Things move on from here as we are slowly introduced to The Pilgrim. A hired hitman who is tasked with hunting the girl down for what winds up being some form of a blackmail plot, which has gone seriously wrong.
Meanwhile, in New York. Billy Russo is still in the hospital and still kind of in police custody for the events that took place in the tail end of season one. Russo has no memory of events that took place after his military service and still thinks of Castle as his brother in arms. Agent Medani who has recovered physically from her bullet wound to the head is still struggling with the psychological repercussions and has been visiting Russo daily because she believes he has been lying about his loss of memory and wants a confrontation with him.

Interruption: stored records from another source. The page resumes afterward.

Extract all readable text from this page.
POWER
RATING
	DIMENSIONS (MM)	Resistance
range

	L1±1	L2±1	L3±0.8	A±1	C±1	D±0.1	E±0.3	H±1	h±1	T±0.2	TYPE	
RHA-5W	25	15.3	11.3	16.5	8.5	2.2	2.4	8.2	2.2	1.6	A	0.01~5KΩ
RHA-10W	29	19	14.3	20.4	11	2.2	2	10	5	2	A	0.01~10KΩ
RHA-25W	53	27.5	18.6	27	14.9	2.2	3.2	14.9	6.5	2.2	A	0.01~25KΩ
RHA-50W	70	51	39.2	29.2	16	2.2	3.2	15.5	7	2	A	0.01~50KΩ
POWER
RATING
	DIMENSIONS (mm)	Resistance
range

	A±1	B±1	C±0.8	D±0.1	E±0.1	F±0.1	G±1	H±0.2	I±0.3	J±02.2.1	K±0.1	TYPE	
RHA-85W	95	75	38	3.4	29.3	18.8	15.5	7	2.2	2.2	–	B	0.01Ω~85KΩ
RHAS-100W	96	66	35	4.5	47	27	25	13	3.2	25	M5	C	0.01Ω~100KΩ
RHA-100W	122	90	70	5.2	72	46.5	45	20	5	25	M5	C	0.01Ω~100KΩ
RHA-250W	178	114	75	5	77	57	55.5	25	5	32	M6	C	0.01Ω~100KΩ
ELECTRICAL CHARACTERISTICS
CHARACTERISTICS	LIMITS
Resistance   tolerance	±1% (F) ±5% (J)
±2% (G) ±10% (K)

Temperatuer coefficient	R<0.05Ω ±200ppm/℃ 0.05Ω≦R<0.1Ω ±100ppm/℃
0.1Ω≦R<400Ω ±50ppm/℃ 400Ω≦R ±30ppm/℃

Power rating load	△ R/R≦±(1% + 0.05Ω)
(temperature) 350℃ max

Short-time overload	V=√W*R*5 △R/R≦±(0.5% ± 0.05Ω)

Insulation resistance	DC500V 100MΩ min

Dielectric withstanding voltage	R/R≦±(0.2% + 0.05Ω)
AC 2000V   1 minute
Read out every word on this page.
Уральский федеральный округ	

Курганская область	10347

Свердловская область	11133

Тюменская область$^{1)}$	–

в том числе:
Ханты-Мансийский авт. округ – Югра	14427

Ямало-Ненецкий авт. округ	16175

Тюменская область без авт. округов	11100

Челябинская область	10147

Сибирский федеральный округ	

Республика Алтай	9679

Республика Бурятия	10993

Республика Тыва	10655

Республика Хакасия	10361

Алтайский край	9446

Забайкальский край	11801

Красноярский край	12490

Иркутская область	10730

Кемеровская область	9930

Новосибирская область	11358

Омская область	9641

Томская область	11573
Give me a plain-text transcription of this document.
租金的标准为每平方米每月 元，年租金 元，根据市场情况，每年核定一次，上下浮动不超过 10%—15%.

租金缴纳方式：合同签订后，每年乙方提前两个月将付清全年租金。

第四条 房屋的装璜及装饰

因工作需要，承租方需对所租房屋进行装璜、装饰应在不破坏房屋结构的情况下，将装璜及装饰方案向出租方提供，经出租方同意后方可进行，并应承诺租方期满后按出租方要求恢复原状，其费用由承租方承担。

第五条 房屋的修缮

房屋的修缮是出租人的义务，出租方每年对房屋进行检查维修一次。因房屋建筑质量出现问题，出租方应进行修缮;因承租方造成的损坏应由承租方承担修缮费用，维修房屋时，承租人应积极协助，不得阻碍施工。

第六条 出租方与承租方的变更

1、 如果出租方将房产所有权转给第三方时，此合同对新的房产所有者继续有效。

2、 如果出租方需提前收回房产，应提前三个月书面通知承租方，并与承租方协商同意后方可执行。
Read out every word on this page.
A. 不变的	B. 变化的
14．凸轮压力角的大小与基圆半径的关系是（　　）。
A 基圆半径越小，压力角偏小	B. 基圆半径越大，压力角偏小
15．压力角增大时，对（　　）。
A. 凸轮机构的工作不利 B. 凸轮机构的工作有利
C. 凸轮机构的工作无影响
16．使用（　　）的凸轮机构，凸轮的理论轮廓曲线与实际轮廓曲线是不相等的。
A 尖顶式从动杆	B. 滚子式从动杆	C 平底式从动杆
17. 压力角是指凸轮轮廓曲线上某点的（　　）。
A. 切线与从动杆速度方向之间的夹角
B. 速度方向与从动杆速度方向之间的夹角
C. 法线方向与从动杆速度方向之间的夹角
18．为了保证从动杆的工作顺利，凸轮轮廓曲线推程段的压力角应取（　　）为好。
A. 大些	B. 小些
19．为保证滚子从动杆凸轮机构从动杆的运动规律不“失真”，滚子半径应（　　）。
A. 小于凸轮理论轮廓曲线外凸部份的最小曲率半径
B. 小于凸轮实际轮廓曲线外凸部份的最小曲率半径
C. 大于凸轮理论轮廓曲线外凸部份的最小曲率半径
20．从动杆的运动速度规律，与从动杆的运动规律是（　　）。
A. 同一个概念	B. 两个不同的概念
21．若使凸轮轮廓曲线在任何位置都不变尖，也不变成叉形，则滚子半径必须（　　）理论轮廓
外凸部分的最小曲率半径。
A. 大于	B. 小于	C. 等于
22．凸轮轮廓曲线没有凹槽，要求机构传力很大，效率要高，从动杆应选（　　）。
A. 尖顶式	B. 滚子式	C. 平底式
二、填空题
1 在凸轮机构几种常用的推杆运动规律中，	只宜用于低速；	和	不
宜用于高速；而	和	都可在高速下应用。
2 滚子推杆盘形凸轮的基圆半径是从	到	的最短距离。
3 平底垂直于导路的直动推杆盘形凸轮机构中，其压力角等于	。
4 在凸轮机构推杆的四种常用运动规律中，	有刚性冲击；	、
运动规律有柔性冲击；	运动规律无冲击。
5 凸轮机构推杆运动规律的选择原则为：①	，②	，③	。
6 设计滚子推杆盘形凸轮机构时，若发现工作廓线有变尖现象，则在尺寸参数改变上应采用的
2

As the series moves forward. Frank is tasked with not only protecting the young girl called Amy from the Pilgrim and any other person that is sent out to kill her, but he also has to help Medani track down Billy Russo with a view to bringing him in alive, which just isn’t likely to happen.
Though the story is rather slow, the series still has a few interesting twists and turns and it does ask a number of interesting questions about the morality of taking justice into one’s own hands among a few more contentious topics.
While the storyline and plot for this season are somewhat plodding. The same cannot be said for the acting.
Jon Bernthal puts in another powerhouse performance as Frank and that is in spite of being given some of the most repetitive dialogue in the history of repetitive dialogue. A lot of Franks scenes with Amy (Giorgia Whigham) show use both the strict if not over the top and more caring father that Frank could be. Amy has one of the more fun arcs in this series and I particularly enjoyed the scene where Frank teaches her how to disarm someone.
There’s a fun plot point in the show where Billy winds up falling in love with his psychologist who truth be told turns out to be as messed up as he is. The psychologist Dr. Krista Dumont is played brilliantly by Floriana Lima.
We also get a compelling performance from Josh Stewart as Pilgrim who has a quiet determination that is kind of spooky.
As said above. This series suffered from pacing issues. For example, the whole plot surrounding Billy Russo’s supposed memory loss felt as though it was done to death, but the relationship that forms between him and Krista kind of moves that on a bit, but that didn’t happen until much later in the series. When it comes to Krista. I felt her character’s backstory was fairly lacking and it would have been interesting to have perhaps spent a little time working on that as opposed to Russo’s amnesia plot.
The action sequences throughout are as brutal as ever and I did enjoy the fact that Frank got to work alongside his old mate Curtis a bit more this year, but did miss the character of Micro from the first season and would have liked to have seen him again. Even if just for a one-off episode.
Overall. This is a serviceable second season, which concludes with Frank deciding to stay on his path as a dangerous vigilante, but it was nowhere near as good or as compelling as the show’s first season.